А как она выбралась отсюда?
Чувство казалось обманчивым. Действительно ли я здесь уже проходил? Или место было просто похоже на какое-то еще? Моя память не позволяла ничего утверждать – ведь невозможно было сохранять отчет в каждом шаге вот этой дороги. Вдруг обнаруживаешь, что уперся в котлован, неотличимый от других, не отмеченных, но каким путем ты сюда попал, из сознания выпало и вряд ли когда-нибудь вернется в него, а значит, и в жизнь – с каждым ее отдельным движением, шагом, попутным деревом и попутной мыслью. Попробуй в любой из вечеров восстановить прожитый день – подберутся лишь клочки, малосвязанные частицы, ошметки, их всех вместе никак не хватает на полное число часов и минут, из которых этот день должен бы состоять…
Где-то вокруг, среди не жилых на вид стен, угадывалась жизнь, от которой я все время оказывался странным образом отделен, с которой не мог соприкоснуться. На неогороженных балконных выступах с фанерными бельмами вместо стекол сушилось белье, на крышах строительных вагончиков играли дети, но я не мог приблизиться к ним – траншеи каждый раз уводили прочь, и бессмысленно было кричать, чтобы спросить дорогу или просто привлечь к себе внимание – голос терялся в воздухе, оказываясь бессильным. Порой ноздри улавливали донесенный отдельной воздушной струйкой запах кухонного керосина, чад подгоревшей картошки и рыбы, дуновение жилой угретой затхлости из приоткрывшейся где-то, но невидимой двери. Я оставался сам по себе, я не мог в эту жизнь проникнуть. Дотаивали остатки грязного снега, но капли, срывавшиеся со ржавых сарайных кровель и бетонных козырьков, были сияюще прозрачными.

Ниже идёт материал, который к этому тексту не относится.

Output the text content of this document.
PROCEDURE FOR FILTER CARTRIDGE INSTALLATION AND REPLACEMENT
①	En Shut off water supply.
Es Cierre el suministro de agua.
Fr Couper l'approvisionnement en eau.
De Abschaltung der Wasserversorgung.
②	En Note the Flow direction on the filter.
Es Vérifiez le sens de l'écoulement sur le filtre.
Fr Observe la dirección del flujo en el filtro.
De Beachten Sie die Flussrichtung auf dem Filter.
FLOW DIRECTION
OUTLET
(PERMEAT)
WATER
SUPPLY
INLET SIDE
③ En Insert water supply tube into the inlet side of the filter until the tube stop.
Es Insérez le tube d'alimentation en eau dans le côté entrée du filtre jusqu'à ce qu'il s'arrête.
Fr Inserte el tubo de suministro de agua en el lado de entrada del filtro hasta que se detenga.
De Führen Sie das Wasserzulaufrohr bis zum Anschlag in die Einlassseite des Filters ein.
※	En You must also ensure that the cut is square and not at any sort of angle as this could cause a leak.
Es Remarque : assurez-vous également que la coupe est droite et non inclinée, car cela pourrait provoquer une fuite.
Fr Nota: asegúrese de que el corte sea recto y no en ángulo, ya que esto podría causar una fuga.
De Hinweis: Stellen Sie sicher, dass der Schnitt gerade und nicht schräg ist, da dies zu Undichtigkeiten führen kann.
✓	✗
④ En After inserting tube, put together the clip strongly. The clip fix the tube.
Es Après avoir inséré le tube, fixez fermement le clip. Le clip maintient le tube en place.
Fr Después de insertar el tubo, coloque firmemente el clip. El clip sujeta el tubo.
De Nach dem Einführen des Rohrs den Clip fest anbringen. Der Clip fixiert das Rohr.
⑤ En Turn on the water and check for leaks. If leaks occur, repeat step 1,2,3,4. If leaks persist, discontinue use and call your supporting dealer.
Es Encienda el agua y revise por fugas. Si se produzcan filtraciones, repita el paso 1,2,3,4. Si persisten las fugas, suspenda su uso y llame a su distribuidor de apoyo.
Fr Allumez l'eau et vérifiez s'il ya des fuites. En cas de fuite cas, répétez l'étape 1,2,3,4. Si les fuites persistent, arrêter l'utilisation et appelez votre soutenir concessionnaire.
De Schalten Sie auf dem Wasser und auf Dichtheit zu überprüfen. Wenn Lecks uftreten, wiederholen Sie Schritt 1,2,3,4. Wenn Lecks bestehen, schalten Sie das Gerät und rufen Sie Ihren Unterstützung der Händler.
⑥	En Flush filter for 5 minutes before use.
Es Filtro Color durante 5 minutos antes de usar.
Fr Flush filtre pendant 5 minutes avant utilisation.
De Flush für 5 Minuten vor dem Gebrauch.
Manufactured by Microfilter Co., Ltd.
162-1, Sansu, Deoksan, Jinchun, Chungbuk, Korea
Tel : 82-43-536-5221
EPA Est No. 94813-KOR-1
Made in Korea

Знакомое с детства чувство, что в мире нет ничего заранее некрасивого: своя красота была даже в этих серых бетонных панелях, в грудах щебня и мусора, в солнечных бликах на лужах, по которым так прекрасно пускать выструганные из щепок кораблики, даже сырой запах земляных канав бывал сладок и таинствен, если туда спрыгнуть, спрятавшись ото всех. Ободранный рыжий кот, подняв хвост, пробирался по бетонной трубе к кошке, а та пока не замечала его или делала вид, что не замечает; подняв голову в небо, она примеривалась к пролетавшему вертолету: стоит ли залезть повыше на дерево, чтобы попробовать его цапнуть – но тут кот приблизился, и оба почти одновременно сиганули вниз. Несколько темных фигур в отдалении пронесли на плечах что-то длинное, как гроб, а может, и в самом деле гроб. Возмутила воздух криком пара тяжелых ворон. Совсем близко проплыл пущенный из соломинки пузырь с запечатленным радужным отражением: оконный переплет, крошечный, искривленный, у окна тень чьей-то головы, угадывался как будто даже светлый блик на щеке… но шар уплыл дальше… Рыжеволосый, без шапки, мужчина нес в голубом одеяле новорожденного, ослабевшая мать с трудом поспевала, и все они отражались в спокойной луже с сияющим синим небом и белыми, отяжелевшими в воде облаками…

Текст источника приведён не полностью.